Desde o primeiro filme, o Batman é colocado como um símbolo, que não necessariamente precisa ser Bruce Wayne, com o objetivo de levar as pessoas a lutarem pela restauração de Gotham, como um símbolo que canalize e movimente o processo de transformação necessário à cidade.

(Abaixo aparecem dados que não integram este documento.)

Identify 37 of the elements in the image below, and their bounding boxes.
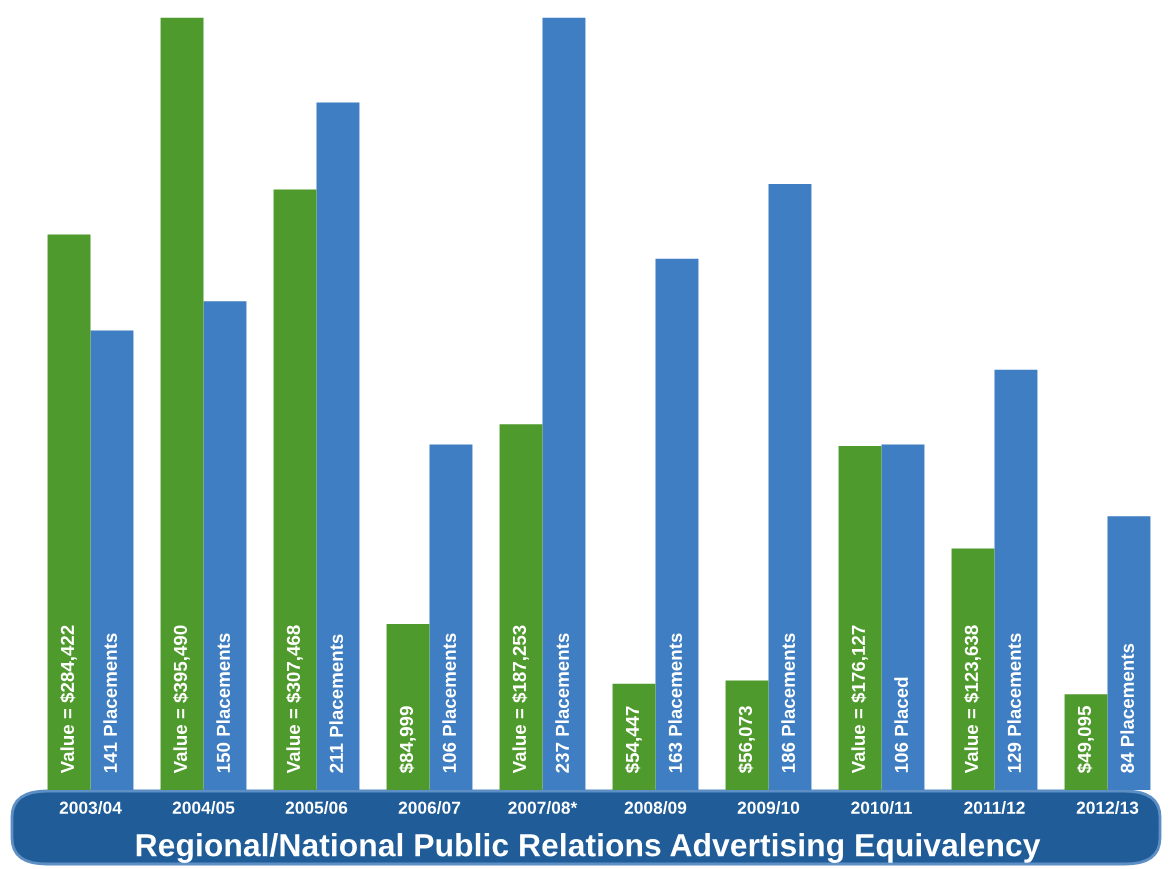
x-tick-label: 2009/10 — [737, 801, 800, 815]
data-label: Value = $123,638 — [963, 625, 981, 774]
data-label: 129 Placements — [1007, 633, 1021, 773]
data-label: $54,447 — [624, 706, 642, 774]
data-label: 237 Placements — [555, 633, 570, 773]
bar — [429, 444, 473, 790]
data-label: Value = $395,490 — [172, 625, 190, 774]
x-tick-label: 2008/09 — [624, 801, 687, 815]
data-label: Value = $284,422 — [59, 625, 77, 774]
x-tick-label: 2011/12 — [964, 801, 1025, 815]
data-label: 163 Placements — [668, 633, 683, 773]
bar — [1107, 516, 1151, 790]
data-label: 84 Placements — [1120, 643, 1134, 773]
data-label: $49,095 — [1076, 706, 1094, 774]
bar — [542, 17, 586, 790]
data-label: 211 Placements — [329, 634, 343, 773]
x-tick-label: 2006/07 — [398, 801, 461, 815]
data-label: $84,999 — [398, 706, 416, 774]
data-label: $56,073 — [737, 706, 755, 774]
x-tick-label: 2005/06 — [285, 801, 348, 815]
data-label: Value = $307,468 — [285, 625, 303, 774]
data-label: 106 Placed — [894, 677, 908, 773]
x-tick-label: 2007/08* — [508, 801, 578, 815]
data-label: 141 Placements — [103, 633, 117, 773]
data-label: Value = $176,127 — [850, 625, 868, 774]
data-label: 106 Placements — [442, 633, 456, 773]
x-tick-label: 2010/11 — [851, 801, 912, 815]
data-label: 186 Placements — [781, 633, 795, 773]
bar — [725, 680, 769, 790]
text: Regional/National Public Relations Advertising Equivalency — [136, 833, 1041, 863]
data-label: 150 Placements — [216, 633, 230, 773]
x-tick-label: 2003/04 — [59, 801, 122, 815]
bar — [655, 258, 699, 790]
data-label: Value = $187,253 — [511, 625, 529, 774]
x-tick-label: 2004/05 — [172, 801, 235, 815]
bar — [768, 183, 812, 790]
x-tick-label: 2012/13 — [1076, 801, 1139, 815]
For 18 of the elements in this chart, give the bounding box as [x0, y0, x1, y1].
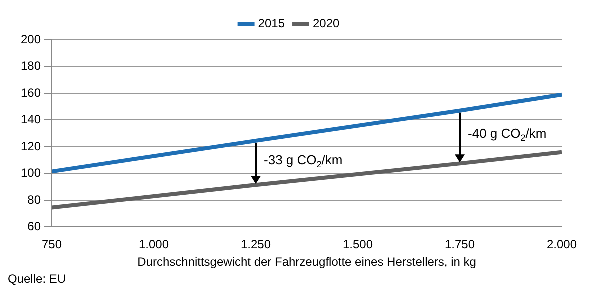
x-axis-title: Durchschnittsgewicht der Fahrzeugflotte eines Herstellers, in kg	[138, 255, 476, 270]
y-tick-label: 120	[20, 139, 42, 154]
y-tick-label: 140	[20, 112, 42, 127]
legend-label: 2015	[258, 16, 286, 30]
x-tick-label: 2.000	[546, 238, 578, 252]
y-tick-label: 180	[20, 59, 42, 74]
y-tick-label: 160	[20, 86, 42, 100]
x-tick-label: 1.000	[139, 238, 170, 252]
y-tick-label: 60	[28, 220, 42, 234]
legend-label: 2020	[313, 16, 340, 30]
x-tick-label: 1.750	[444, 238, 476, 252]
y-tick-label: 80	[28, 192, 42, 207]
x-tick-label: 1.250	[240, 238, 272, 252]
source-note: Quelle: EU	[8, 272, 68, 286]
x-tick-label: 750	[42, 238, 62, 252]
y-tick-label: 200	[20, 32, 42, 46]
x-tick-label: 1.500	[342, 238, 374, 252]
y-tick-label: 100	[20, 166, 42, 180]
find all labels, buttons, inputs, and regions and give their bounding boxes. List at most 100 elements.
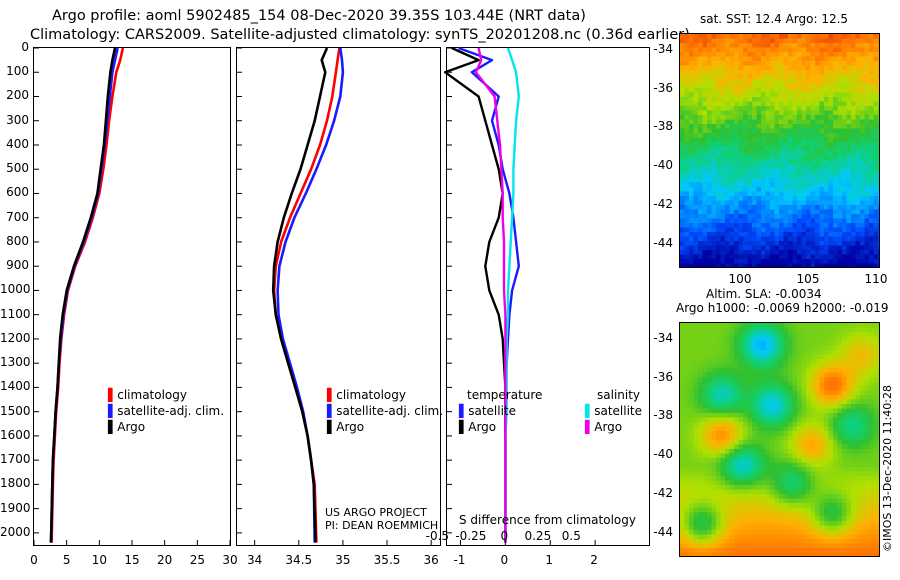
sla-map-cell	[725, 345, 730, 351]
sla-map-cell	[878, 386, 879, 391]
sst-map-cell	[815, 101, 820, 107]
sst-map-cell	[828, 61, 834, 66]
sst-map-cell	[788, 106, 793, 111]
sla-map-cell	[788, 404, 793, 409]
sla-map-cell	[765, 386, 771, 391]
sst-map-cell	[747, 214, 753, 219]
sla-map-cell	[698, 530, 703, 535]
sla-map-cell	[770, 444, 775, 450]
sst-map-cell	[770, 56, 775, 62]
sla-map-cell	[851, 413, 856, 418]
sla-map-cell	[761, 422, 766, 427]
sst-map-cell	[869, 250, 874, 255]
sla-map-cell	[684, 485, 690, 490]
sla-map-cell	[729, 386, 735, 391]
sst-map-cell	[842, 191, 847, 197]
sla-map-cell	[797, 341, 802, 346]
sla-map-cell	[752, 548, 757, 553]
sla-map-cell	[860, 440, 865, 445]
sla-map-cell	[851, 332, 856, 337]
sst-map-cell	[720, 83, 726, 89]
sst-map-cell	[725, 178, 730, 183]
sla-map-cell	[842, 399, 847, 405]
sst-map-cell	[761, 128, 766, 134]
sla-map-cell	[869, 440, 874, 445]
sla-map-cell	[855, 521, 861, 526]
sla-map-cell	[765, 372, 771, 378]
sla-map-cell	[756, 345, 762, 351]
sst-map-cell	[761, 151, 766, 156]
sla-map-cell	[693, 449, 699, 454]
sst-map-cell	[828, 88, 834, 93]
sla-map-cell	[792, 462, 798, 468]
sla-map-cell	[689, 521, 694, 526]
sst-map-cell	[828, 223, 834, 228]
sla-map-cell	[792, 354, 798, 360]
sla-map-cell	[797, 359, 802, 364]
sla-map-cell	[783, 444, 789, 450]
sla-map-cell	[824, 372, 829, 378]
sst-map-cell	[720, 124, 726, 129]
sst-map-cell	[815, 56, 820, 62]
sla-map-cell	[734, 332, 739, 337]
sla-map-cell	[725, 354, 730, 360]
sst-map-cell	[869, 236, 874, 242]
sla-map-cell	[855, 413, 861, 418]
sla-map-cell	[720, 417, 726, 423]
sst-map-cell	[738, 245, 744, 251]
sst-map-cell	[738, 173, 744, 179]
sst-map-cell	[855, 223, 861, 228]
sst-map-cell	[824, 142, 829, 147]
sla-map-cell	[716, 413, 721, 418]
sst-map-cell	[846, 110, 852, 116]
sst-map-cell	[765, 151, 771, 156]
legend-climatology-sal: ▌climatology	[327, 388, 406, 402]
sst-map-cell	[702, 137, 708, 143]
sst-map-cell	[698, 133, 703, 138]
sst-map-cell	[689, 263, 694, 267]
sla-map-cell	[743, 426, 748, 432]
sla-map-cell	[684, 543, 690, 549]
sst-map-cell	[720, 56, 726, 62]
sla-map-cell	[738, 377, 744, 382]
sla-map-cell	[851, 399, 856, 405]
sst-map-cell	[846, 169, 852, 174]
sla-map-cell	[810, 332, 816, 337]
sst-map-cell	[720, 137, 726, 143]
sla-map-cell	[806, 530, 811, 535]
sla-map-cell	[819, 543, 825, 549]
sst-map-cell	[869, 92, 874, 98]
sla-map-cell	[774, 395, 780, 400]
sst-map-cell	[806, 187, 811, 192]
sst-map-cell	[842, 74, 847, 80]
sla-map-cell	[761, 462, 766, 468]
sst-map-cell	[801, 133, 807, 138]
sst-map-cell	[707, 160, 712, 165]
sst-map-cell	[797, 205, 802, 210]
sst-map-cell	[824, 191, 829, 197]
sla-map-cell	[783, 386, 789, 391]
sst-map-cell	[770, 146, 775, 152]
sla-map-cell	[873, 543, 879, 549]
sst-map-cell	[752, 92, 757, 98]
sst-map-cell	[747, 56, 753, 62]
sla-map-cell	[770, 359, 775, 364]
sla-map-cell	[680, 471, 685, 477]
sla-map-cell	[828, 327, 834, 333]
sla-map-cell	[770, 530, 775, 535]
sst-map-cell	[756, 178, 762, 183]
sst-map-cell	[698, 110, 703, 116]
sla-map-cell	[878, 426, 879, 432]
sst-map-cell	[756, 110, 762, 116]
sst-map-cell	[878, 169, 879, 174]
sst-map-cell	[765, 191, 771, 197]
sst-map-cell	[729, 259, 735, 264]
sla-map-cell	[698, 435, 703, 441]
sla-map-cell	[797, 521, 802, 526]
sst-map-cell	[846, 254, 852, 260]
sst-map-cell	[855, 88, 861, 93]
sla-map-cell	[824, 449, 829, 454]
sla-map-cell	[734, 323, 739, 328]
sla-map-cell	[765, 440, 771, 445]
sla-map-cell	[833, 534, 838, 540]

No primeiro filme, Batman torna-se esse símbolo de esperanças à Gotham. No segundo, vemos os problemas que um símbolo de trevas pode trazer, pois os cidadãos começam a se arriscar vestidos de Batman, daí Bruce Wayne perceber a necessidade de um cavaleiro branco, alguém que causa transformação dentro das próprias regras, investindo em Harvey Dent, mas graças à ação do agente do caos, o Coringa, Dent enlouquece, mas como Batman percebeu o efeito salutar de Dent enquanto Cavaleiro Branco, ele assume a culpa por sua morte tornando-se um Cavaleiro Negro, um Cavaleiro das Trevas, para manter a imagem de Dent. No terceiro filme, Gotham se torna mais segura devido ao Ato Dent, que possibilita a prisão rápida de bandidos tornando a cidade mais segura, construída sobre uma mentira, do crime do Batman e da falsa imagem de Harvey Dent. Isso possibilita a Bane tomar conta da cidade, utilizando a mentira como canalizador da ira popular – antes canalizada pela figura do Cavaleiro Branco – contra o sistema e a divisão entre ricos e pobres da cidade, sendo que Bane almeja destruir Gotham como símbolo do que ocorre no excesso de corrupção, deterioramento social, como já era o plano inicial de Ra’s’al’Ghul. Ao final, Batman necessita ressurgir como símbolo de esperança para canalizar a ira popular para frustrar os planos de Bane, salvando a cidade tanto de Bane, como de sua deterioração, por tornar-se um símbolo de esperança. O próprio final, mostra a constante necessidade de um símbolo para que Gotham ressurja de suas trevas.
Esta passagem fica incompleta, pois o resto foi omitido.